A thistle can draw blood,
so can a rose,
growing together
where the river flows, shared currency,
across a border it can never know
where, somewhen, Rabbie Burns might swim,
or pilgrim Keats come walking
out of love for him.
Aye, here's to you,
cousins, sisters, brothers,
in your brave, bold, brilliant land:
the thistle jags our hearts,




take these roses
from our bloodied hands.

Overall Meaning

The lyrics of V.A.S.T's song "Here" touch upon the theme of feeling lost and alone in an overwhelming universe. The opening lines "Where do I put the shame? It feels like a broken toy I can't play with anymore. Where do I put the hate? To a pixilated screen I can't watch anymore" express a sense of being overwhelmed with emotions that the singer doesn't know how to deal with. The phrase "broken toy" suggests a sense of helplessness and inability to control one's feelings. The reference to a "pixilated screen" may refer to the feeling of numbness that can arise from overexposure to technology and screens.


The lyrics go on to express the idea of being adrift in the vastness of the universe, with lines like "All I know is that I'm here drifting, somewhere in the vast, somewhere in eternity". The singer expresses a desire to stay in this vast, eternal space, suggesting that the only thing they have faith in is this endlessness. The chorus repeats the phrase "Where do I put the love?" twice, perhaps suggesting that love is something that the singer also doesn't know how to handle.


Overall, the song seems to be about feeling lost in a chaotic world, and not knowing where to turn or how to cope.


Line by Line Meaning

Where do I put the shame?
I feel so ashamed, but I don't know how to deal with it.

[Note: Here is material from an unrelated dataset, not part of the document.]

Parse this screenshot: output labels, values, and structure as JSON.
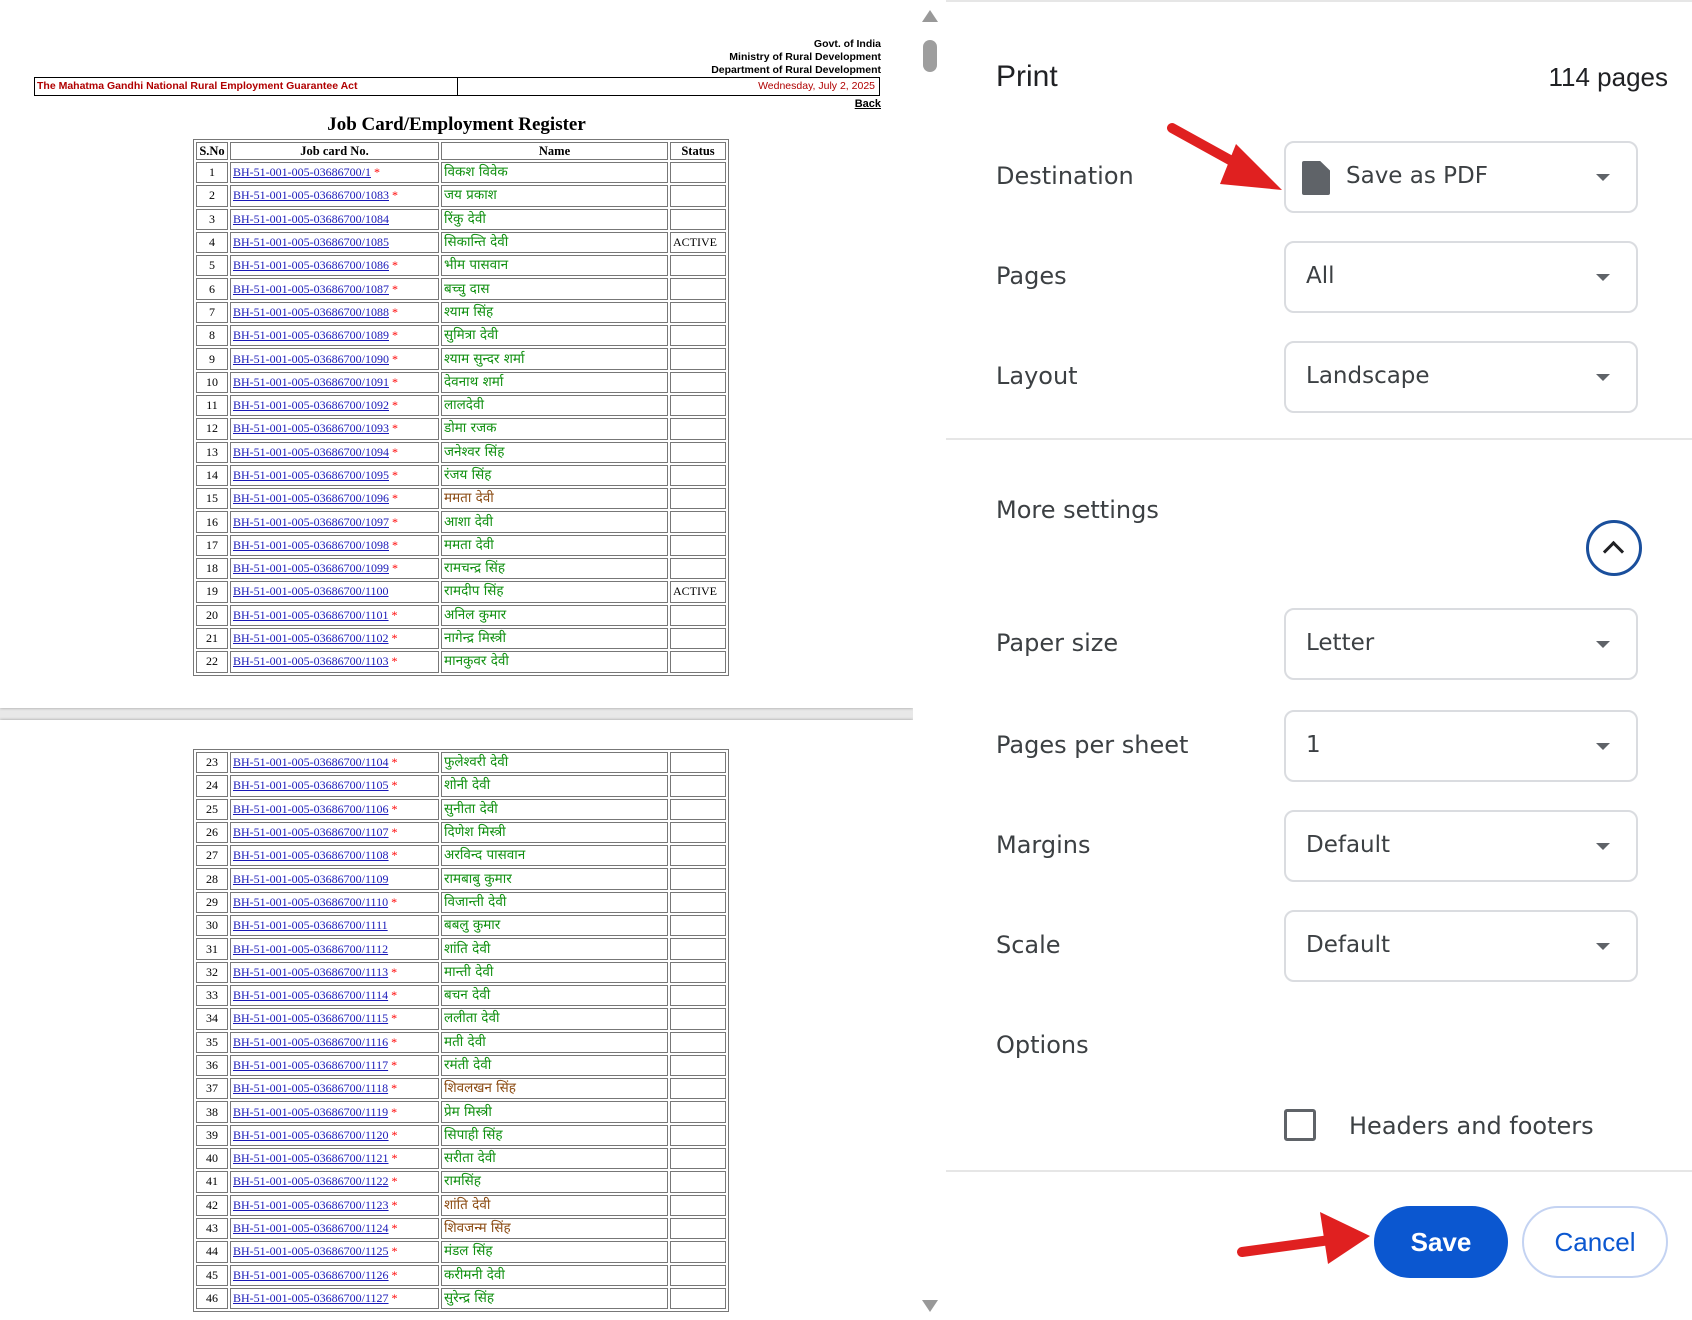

It feels like a broken toy
The pain of my shame is so intense that it's like a toy that's beyond repair.


I can't play with anymore
I can't ignore my shame anymore, it's too big and painful to ignore.


Where do I put the hate?
My hate is eating me up, I need to get rid of it.


To a pixilated screen
I wish I could just pour my hate into a screen, like a video game character, and make it go away.


I can't watch anymore
But I know that's not how life works, I can't run away from my emotions.


All I know is that
I'm lost and I don't know what to do.


I'm here drifting
I feel like I'm floating through life, without any real purpose or direction.


Somewhere in the vast
I'm just a tiny speck in the vastness of the universe.


Somewhere in eternity
My problems seem small in comparison to the infinite expanse of time.


And I never want to leave
But I'm still afraid of what lies ahead, and I don't want to face it alone.


Where do I put the books
I have so many things to read and learn from, but I feel like they're all misleading me.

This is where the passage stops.